Eppure, analizzando il Dna dei pazienti, i ricercatori hanno negli anni successivi riscontrato che non tutti gli individui che presentavano una perdita di D4Z4 manifestavano i sintomi della malattia. Hanno quindi ipotizzato che l'insorgenza dei sintomi dipendesse dalla compresenza di altre alterazioni, localizzate anche in altre zone del genoma: sono state così identificate una serie di varianti genetiche "corresponsabili". Nel 2010 è stato pubblicato uno studio che mostrava come particolari varianti genetiche stimolassero l'espressione di DUX4, un gene normalmente "spento". Sulla base di questi risultati si era dunque ipotizzato che l'anomala attivazione di DUX4 risultasse tossica per il muscolo, portando così alla malattia. Tuttavia rimanevano troppe eccezioni per spiegare con un modello universale la manifestazione dei sintomi della distrofia facio-scapolo-omerale: esemplare in questo senso il caso di due gemelli omozigoti - descritto proprio da Tupler nel 1998 sul Journal of Medical Genetics - che pur condividendo l'intero patrimonio genetico erano l'uno in carrozzina e l'altro completamente privo di sintomi.
 
 
Così i ricercatori hanno voluto vederci chiaro, portando avanti questa ricerca. “Il nostro studio, frutto del lavoro di oltre tre anni, non vuole certo rinnegare quanto dimostrato finora, ma piuttosto porre l'attenzione sulla necessità di affinare la definizione delle basi genetiche di questa malattia, che evidentemente non sono ancora state chiarite del tutto”, ha aggiunto la ricercatrice. “La diagnosi genetica ha infatti ripercussioni importanti sulla vita dei pazienti e sulle loro scelte future, così come sulla valutazione della prognosi da parte dei medici che li seguono: è quindi fondamentale che sia quanto più accurata e predittiva possibile”.

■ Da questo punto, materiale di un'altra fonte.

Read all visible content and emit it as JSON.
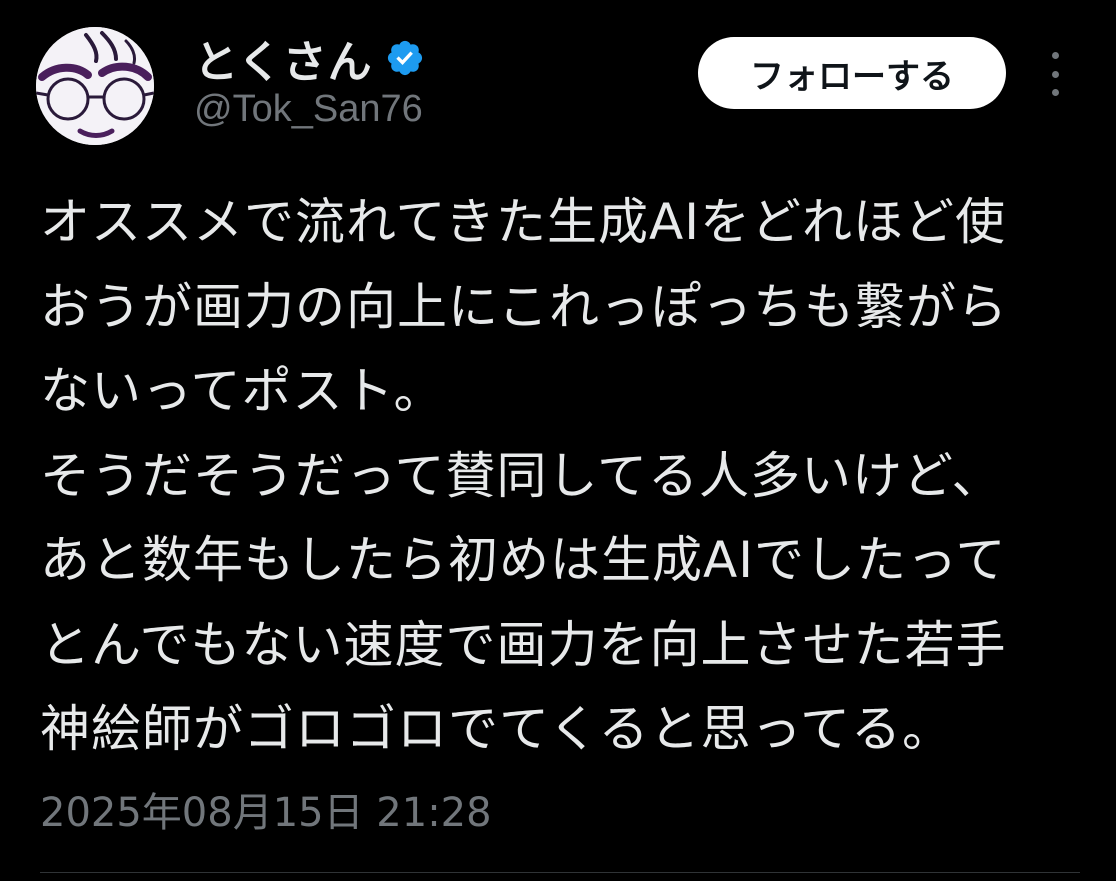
{
  "colors": {
    "background": "#000000",
    "text_primary": "#e7e9ea",
    "text_secondary": "#71767b",
    "verified_badge": "#1d9bf0",
    "follow_button_bg": "#ffffff",
    "follow_button_text": "#0f1419",
    "divider": "#2f3336"
  },
  "author": {
    "display_name": "とくさん",
    "handle": "@Tok_San76",
    "verified": true,
    "verified_icon": "verified-badge-icon",
    "avatar_icon": "avatar-face-with-glasses"
  },
  "actions": {
    "follow_label": "フォローする",
    "more_icon": "vertical-ellipsis-icon"
  },
  "post": {
    "lines": [
      "オススメで流れてきた生成AIをどれほど使",
      "おうが画力の向上にこれっぽっちも繋がら",
      "ないってポスト。",
      "そうだそうだって賛同してる人多いけど、",
      "あと数年もしたら初めは生成AIでしたって",
      "とんでもない速度で画力を向上させた若手",
      "神絵師がゴロゴロでてくると思ってる。"
    ],
    "timestamp": "2025年08月15日 21:28"
  }
}
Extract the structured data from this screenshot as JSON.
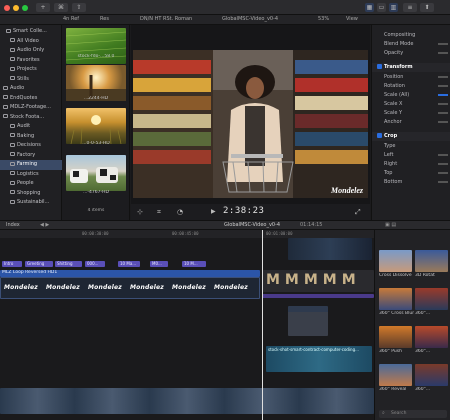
{
  "toolbar": {
    "undo": "←",
    "redo": "→"
  },
  "header": {
    "tab": "4n Ref",
    "info": "Res",
    "library": "Library",
    "project": "DN/N HT RSt. Roman",
    "clip_title": "GlobalMSC-Video_v0-4",
    "zoom": "53%",
    "view": "View"
  },
  "sidebar": {
    "items": [
      {
        "label": "Smart Colle..."
      },
      {
        "label": "All Video"
      },
      {
        "label": "Audio Only"
      },
      {
        "label": "Favorites"
      },
      {
        "label": "Projects"
      },
      {
        "label": "Stills"
      },
      {
        "label": "Audio"
      },
      {
        "label": "EndQuotes"
      },
      {
        "label": "MDLZ-Footage..."
      },
      {
        "label": "Stock Foota..."
      },
      {
        "label": "Audit"
      },
      {
        "label": "Baking"
      },
      {
        "label": "Decisions"
      },
      {
        "label": "Factory"
      },
      {
        "label": "Farming"
      },
      {
        "label": "Logistics"
      },
      {
        "label": "People"
      },
      {
        "label": "Shopping"
      },
      {
        "label": "Sustainabil..."
      }
    ]
  },
  "browser": {
    "clips": [
      {
        "caption": "stock-fdo-...58.0"
      },
      {
        "caption": "...2244-HD"
      },
      {
        "caption": "...0-0-53-HD"
      },
      {
        "caption": "...-4767-HD"
      }
    ],
    "count": "4 items"
  },
  "viewer": {
    "timecode": "2:38:23",
    "watermark": "Mondelez"
  },
  "inspector": {
    "rows": [
      {
        "label": "Compositing"
      },
      {
        "label": "Blend Mode"
      },
      {
        "label": "Opacity"
      },
      {
        "label": "Transform",
        "section": true
      },
      {
        "label": "Position"
      },
      {
        "label": "Rotation"
      },
      {
        "label": "Scale (All)"
      },
      {
        "label": "Scale X"
      },
      {
        "label": "Scale Y"
      },
      {
        "label": "Anchor"
      },
      {
        "label": "Crop",
        "section": true
      },
      {
        "label": "Type"
      },
      {
        "label": "Left"
      },
      {
        "label": "Right"
      },
      {
        "label": "Top"
      },
      {
        "label": "Bottom"
      }
    ]
  },
  "timeline": {
    "index": "Index",
    "project": "GlobalMSC-Video_v0-4",
    "duration": "01:14:15",
    "ruler": [
      "00:00:30:00",
      "00:00:45:00",
      "00:01:00:00"
    ],
    "tags": [
      "Intro",
      "Greeting",
      "Shitting",
      "000...",
      "10 Ma...",
      "M0...",
      "10 M..."
    ],
    "title_clip": "MLZ Loop Reversed HD1",
    "lower_clip": "stock_shot-...",
    "spoke_clip": "stock-shot-smart-contract-computer-coding..."
  },
  "effects": {
    "items": [
      {
        "label": "Cross Dissolve"
      },
      {
        "label": "3D Rotat"
      },
      {
        "label": "360° Cross Blur"
      },
      {
        "label": "360°..."
      },
      {
        "label": "360° Push"
      },
      {
        "label": "360°..."
      },
      {
        "label": "360° Reveal"
      },
      {
        "label": "360°..."
      }
    ],
    "search": "Search"
  },
  "colors": {
    "accent": "#2a6de0",
    "tag": "#5a4fb8",
    "title_clip": "#2b55a8",
    "connected_clip": "#2e5f7a"
  }
}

I ricercatori infatti non escludono che alla luce di questi risultati alcune diagnosi effettuate in passato vadano decisamente riviste, e la scoperta potrebbe avere importanti ripercussioni anche per le diagnosi prenatali delle famiglie considerate a rischio. Ma soprattutto, di sicuro, bisognerà fare luce sulle vere cause della patologia.